Por ejemplo, ese cambio tecnológico ha permitido la integración de los servicios al mercado internacional, pero, a diferencia de los bienes, éstos no pasan por aduana ni necesariamente requieren un proveedor local. En el mercado laboral hay destrezas que son aprovechadas desde el exterior sin que necesariamente la persona tenga que emigrar o pedir un permiso de trabajo, lo cual redefine las relaciones entre el patrono y el trabajador, sus derechos laborales y sus obligaciones tributarias.

Es decir, el diseño de las normas y políticas que debe tener un país frente a estos cambios es un reto para cualquier democracia. Eso requiere una visión, un clima optimista, liderazgo y un debate pausado.

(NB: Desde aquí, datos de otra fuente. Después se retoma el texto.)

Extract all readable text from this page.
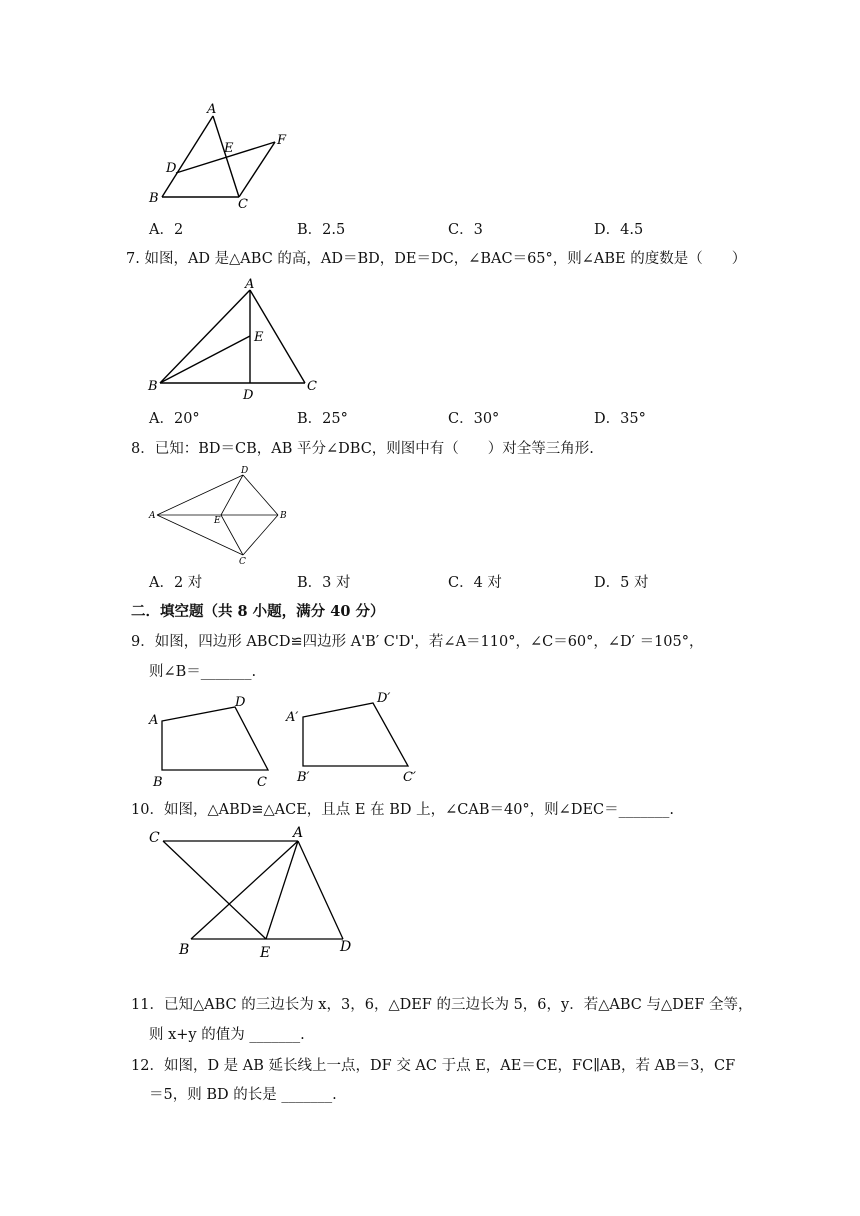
A
B	C
D
E
F
A．2	B．2.5	C．3	D．4.5
7. 如图，AD 是△ABC 的高，AD＝BD，DE＝DC，∠BAC＝65°，则∠ABE 的度数是（　　）
A
B	C
D
E
A．20°	B．25°	C．30°	D．35°
8．已知：BD＝CB，AB 平分∠DBC，则图中有（　　）对全等三角形.
A	B
C
D
E
A．2 对	B．3 对	C．4 对	D．5 对
二．填空题（共 8 小题，满分 40 分）
9．如图，四边形 ABCD≌四边形 A'B′ C'D'，若∠A＝110°，∠C＝60°，∠D′ ＝105°，
则∠B＝_______.
A
B	C
D
A′
B′	C′
D′
10．如图，△ABD≌△ACE，且点 E 在 BD 上，∠CAB＝40°，则∠DEC＝_______.
A
B
C
D
E
11．已知△ABC 的三边长为 x，3，6，△DEF 的三边长为 5，6，y．若△ABC 与△DEF 全等，
则 x+y 的值为 _______.
12．如图，D 是 AB 延长线上一点，DF 交 AC 于点 E，AE＝CE，FC∥AB，若 AB＝3，CF
＝5，则 BD 的长是 _______.
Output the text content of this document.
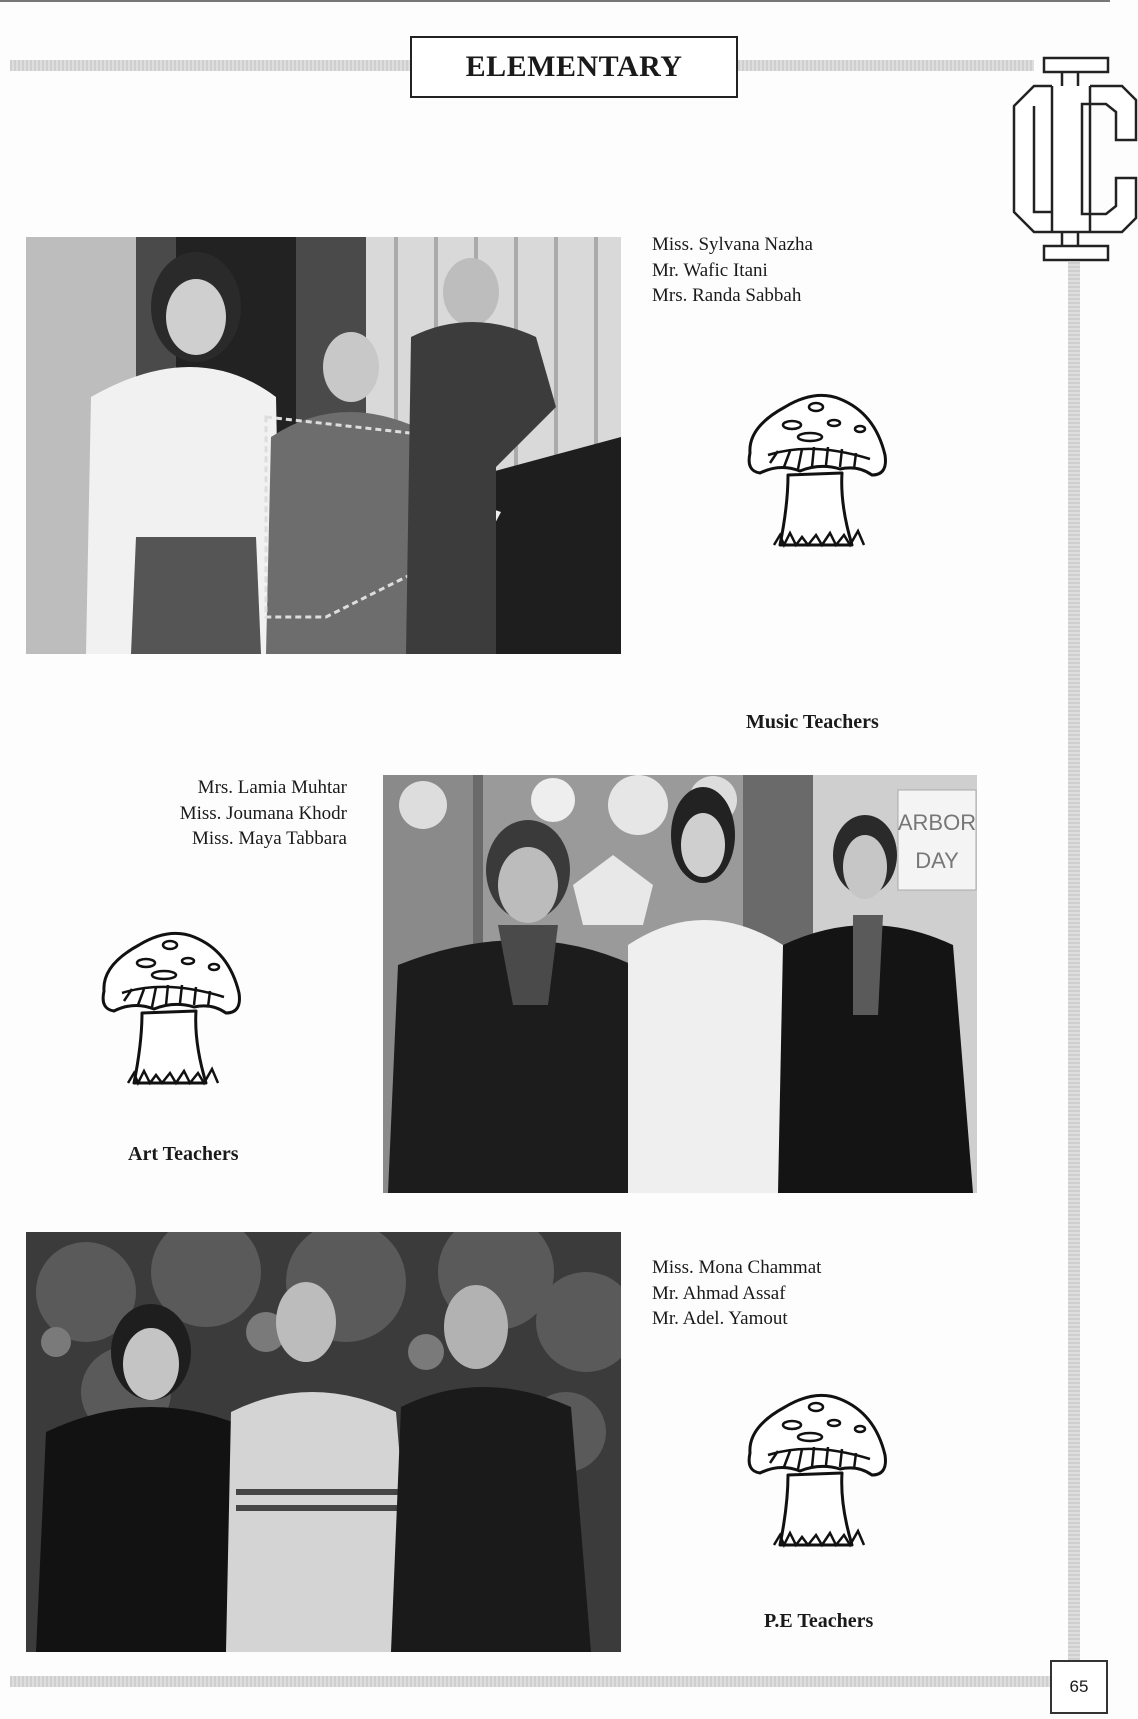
ELEMENTARY
Miss. Sylvana Nazha
Mr. Wafic Itani
Mrs. Randa Sabbah
Music Teachers
Mrs. Lamia Muhtar
Miss. Joumana Khodr
Miss. Maya Tabbara
Art Teachers
ARBOR
DAY
Miss. Mona Chammat
Mr. Ahmad Assaf
Mr. Adel. Yamout
P.E Teachers
65
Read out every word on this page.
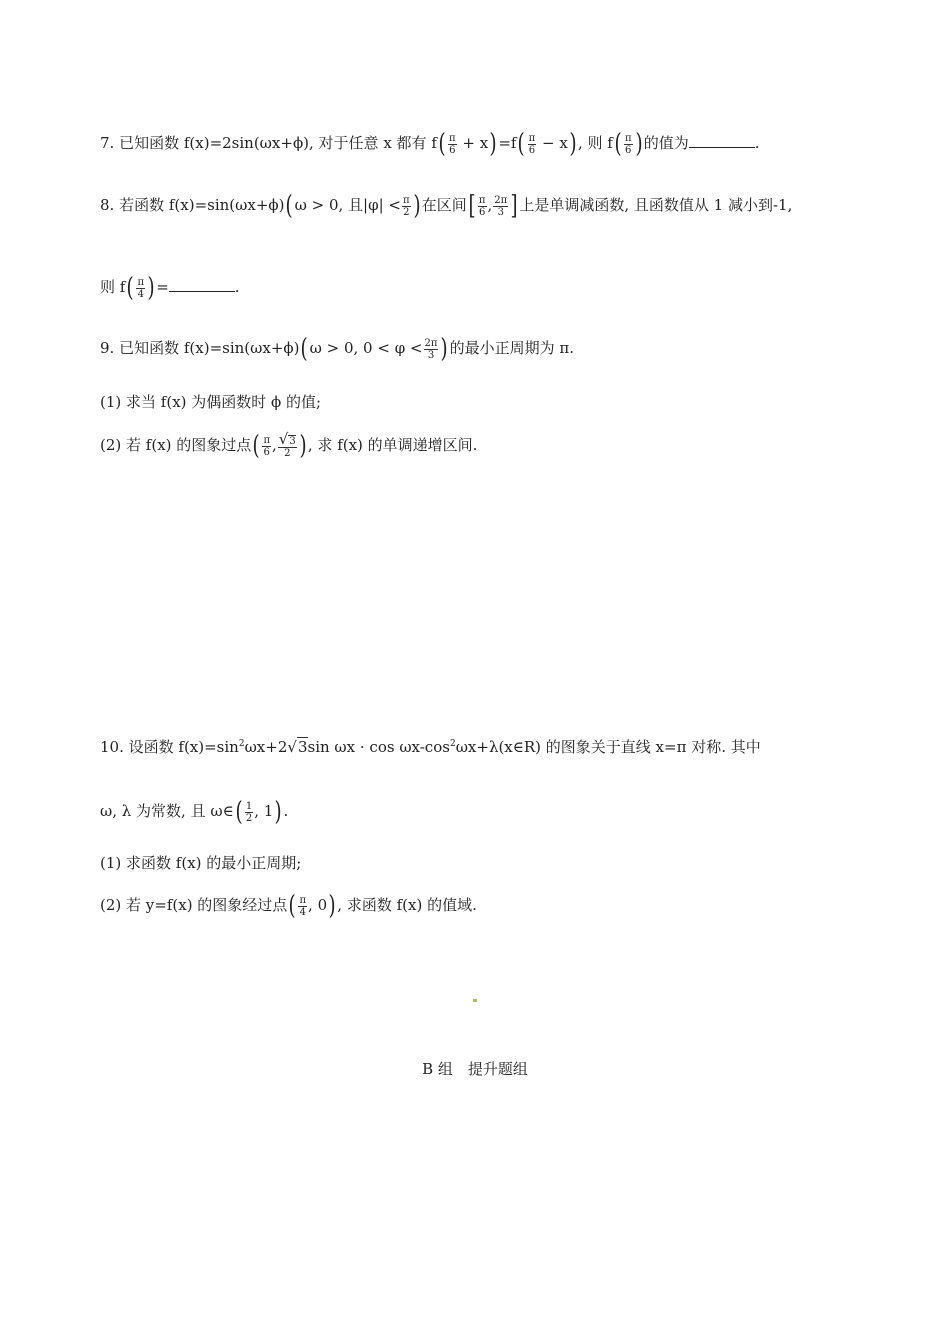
7. 已知函数 f(x)=2sin(ωx+ϕ), 对于任意 x 都有 $f( \frac{\pi}{6} + x) =f( \frac{\pi}{6} - x)$ , 则 $f( \frac{\pi}{6}$ ) 的值为	.
8. 若函数 f(x)=sin(ωx+ϕ)( ω > 0, 且$|\varphi| < \frac{\pi}{2}$ ) 在区间[ $\frac{\pi}{6}$ , $\frac{2\pi}{3}$ ] 上是单调减函数, 且函数值从 1 减小到-1,
则 $f( \frac{\pi}{4}$ ) =	.
9. 已知函数 f(x)=sin(ωx+ϕ)( ω > 0, $0 < \varphi < \frac{2\pi}{3}$ ) 的最小正周期为 π.
(1) 求当 f(x) 为偶函数时 ϕ 的值;
(2) 若 f(x) 的图象过点( $\frac{\pi}{6}$ , $\frac{√3}{2}$ ) , 求 f(x) 的单调递增区间.
10. 设函数 $f(x)=\sin^2\omega x+2√3\sin$ $\omega x \cdot \cos \omega x-\cos^2\omega x+\lambda(x\in R)$ 的图象关于直线 x=π 对称. 其中
ω, λ 为常数, 且 ω∈( $\frac{1}{2}$ , 1) .
(1) 求函数 f(x) 的最小正周期;
(2) 若 y=f(x) 的图象经过点( $\frac{\pi}{4}$ , 0) , 求函数 f(x) 的值域.
B 组　提升题组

Condiciones que desafortunadamente no veo en estos momentos en el país.

Existe un movimiento en el pensamiento económico y empresarial actual para abandonar la visión más “dura” que privilegia el autointerés de los accionistas de las empresas y para atender también los intereses de la gente que, finalmente, constituyen sus mercados. ¿Será esto una moda pasajera, producto de la necesidad de la mala coyuntura económica o cree usted en la posibilidad de establecer ciertas reglas mínimas de juego que neutralicen los extremos?

—Precisamente, la revista The Economist señaló, a inicios de noviembre anterior, la preocupación de algunos empresarios multimillonarios de no reconocer las consecuencias que sus negocios tienen sobre la sociedad, y asimismo cuestionan la educación que reciben los estudiantes en las escuelas de negocios, las cuales en su formación privilegian las ganancias sobre el bien común.

Habrá que ver cuánto se va a generalizar esa tendencia, aunque el mismo artículo menciona que las escuelas de negocios más prestigiosas están introduciendo cambios en sus programas curriculares, siguiendo esa misma línea.

El malestar, la frustración, la envidia, la sociedad mosaico y no crisol eventualmente se manifiestan y repercuten en el propio desempeño de los negocios. Creo que la experiencia local e internacional es más que evidente.